The building will be “protected by a huge glass hall to substantiate the fact that the opera house itself and its auditorium belong to the China Sea,” says the architects. “The auditorium will be visible through the spacious foyer leading to it. On the northern side it will open completely on to the music precinct.”
This will see a large loggia opening out to seaside terraces, “teeming with life” and evoking the rhythm of the ocean courtesy of lights shining from the sea of glass that is planned to envelope visitors. “The sea will be both around you and over you,” explains the architects.
Shenzhen has always been in harmony with the South China Sea – it used to be a fishing village. Its coastline has always been a promenade, once as popular as it was poetic.

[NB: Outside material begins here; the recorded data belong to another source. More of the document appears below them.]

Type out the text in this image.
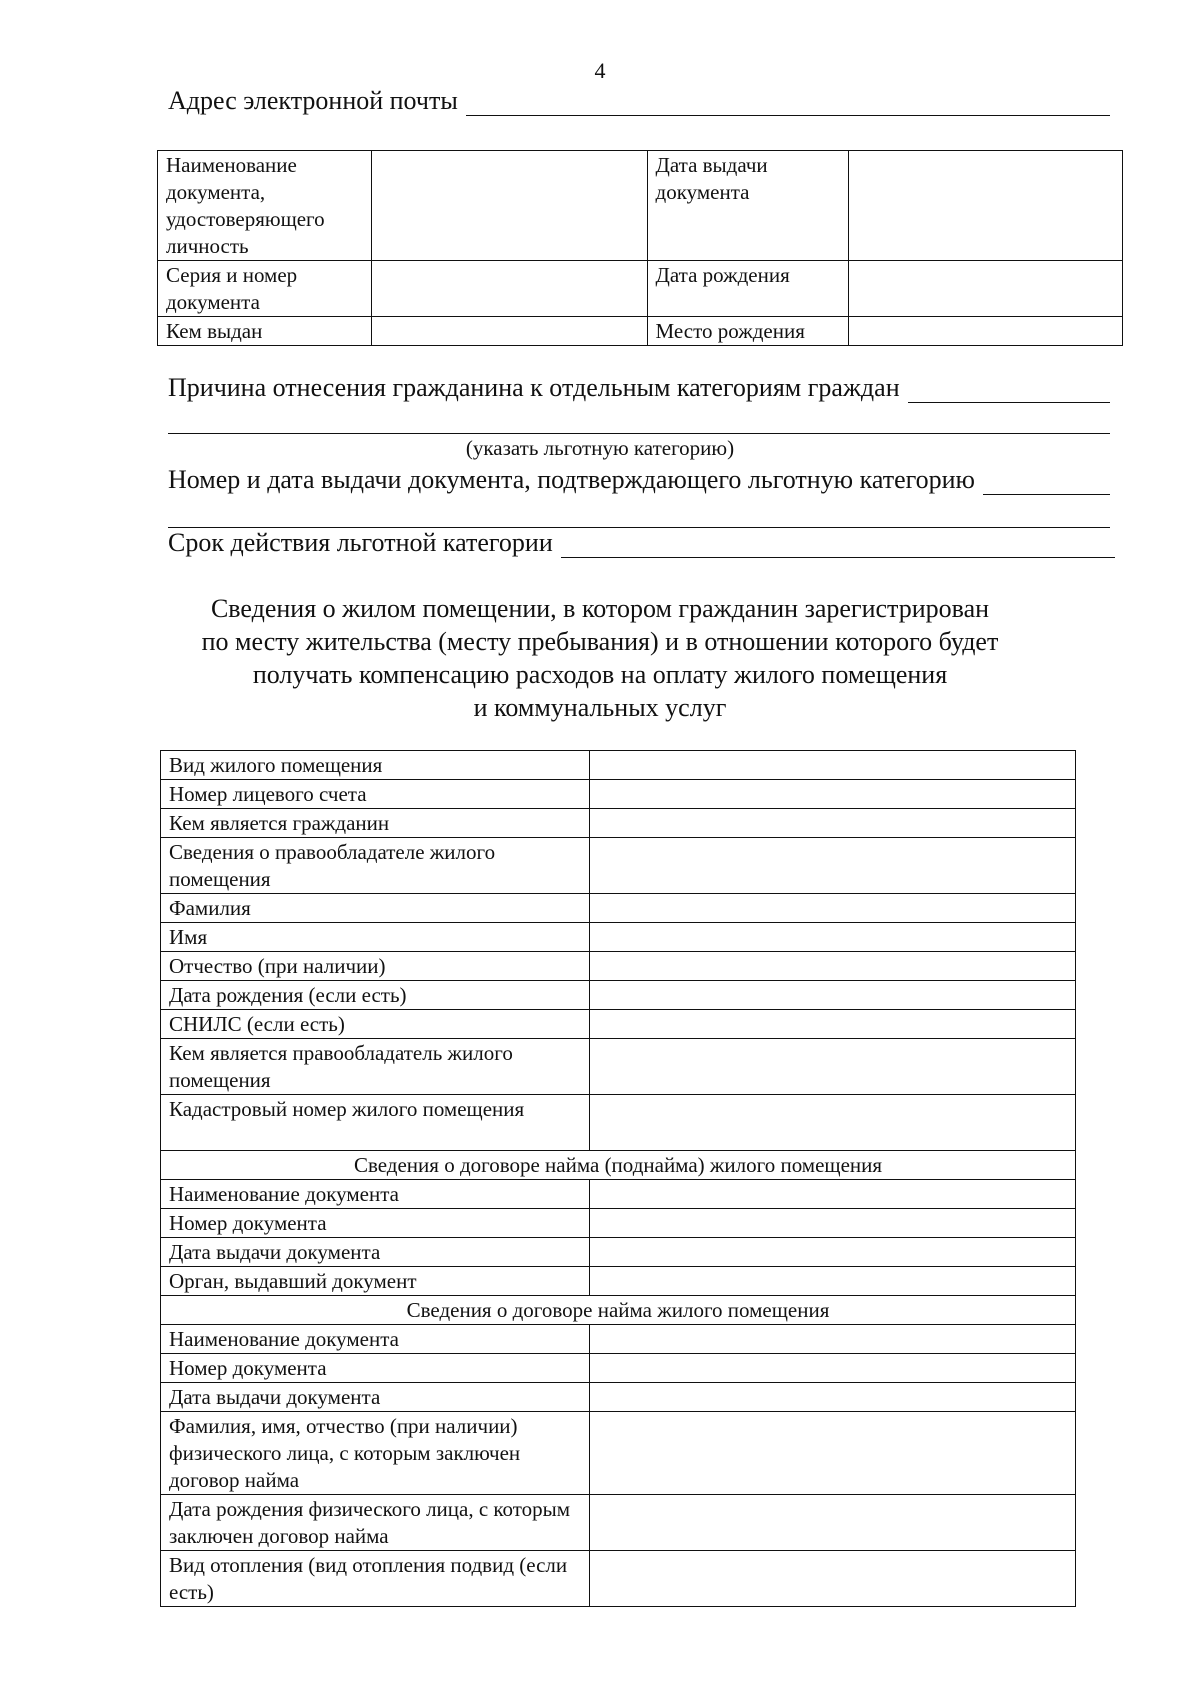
4
Адрес электронной почты
Наименование документа, удостоверяющего личность		Дата выдачи документа	
Серия и номер документа		Дата рождения	
Кем выдан		Место рождения	
Причина отнесения гражданина к отдельным категориям граждан
(указать льготную категорию)
Номер и дата выдачи документа, подтверждающего льготную категорию
Срок действия льготной категории
Сведения о жилом помещении, в котором гражданин зарегистрирован
по месту жительства (месту пребывания) и в отношении которого будет
получать компенсацию расходов на оплату жилого помещения
и коммунальных услуг
Вид жилого помещения	
Номер лицевого счета	
Кем является гражданин	
Сведения о правообладателе жилого помещения	
Фамилия	
Имя	
Отчество (при наличии)	
Дата рождения (если есть)	
СНИЛС (если есть)	
Кем является правообладатель жилого помещения	
Кадастровый номер жилого помещения	
Сведения о договоре найма (поднайма) жилого помещения	
Наименование документа	
Номер документа	
Дата выдачи документа	
Орган, выдавший документ	
Сведения о договоре найма жилого помещения	
Наименование документа	
Номер документа	
Дата выдачи документа	
Фамилия, имя, отчество (при наличии) физического лица, с которым заключен договор найма	
Дата рождения физического лица, с которым заключен договор найма	
Вид отопления (вид отопления подвид (если есть)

Continuing the homage to the ocean, the main foyer is to feature mother-of-pearl – a precious, naturally luminous material that the architects say speaks to the confluence of sea, music and light. “Mother-of-pearl is a bright and lustrous, light element that looks wet when dry. As such, mother-of-pearl will feature in the opera house auditorium in an irregular, rhythmic way, highlighting the curve of the balconies or the acoustic geometries of the walls.”
“Using the lustrous white reflections of a nacreous material will be a concrete poeticisation of the meeting of the sea and the auditorium and concert halls of the opera house. It will be an indication of the diverse uses of the halls and foyers in its rhythmic marking of the different interiors.”
Spanning over 220,000 square meters, the opera house – described in the competition announcement as “a masterpiece where music meets the sea” – will feature a 2300-seat opera hall, 1800-seat concert hall, 800-seat operetta hall and 400-seat multi-functional theatre, supported by a stage design and production centre, offices and a multitude of other cultural spaces that will collectively reactive Shenzhen’s coastline.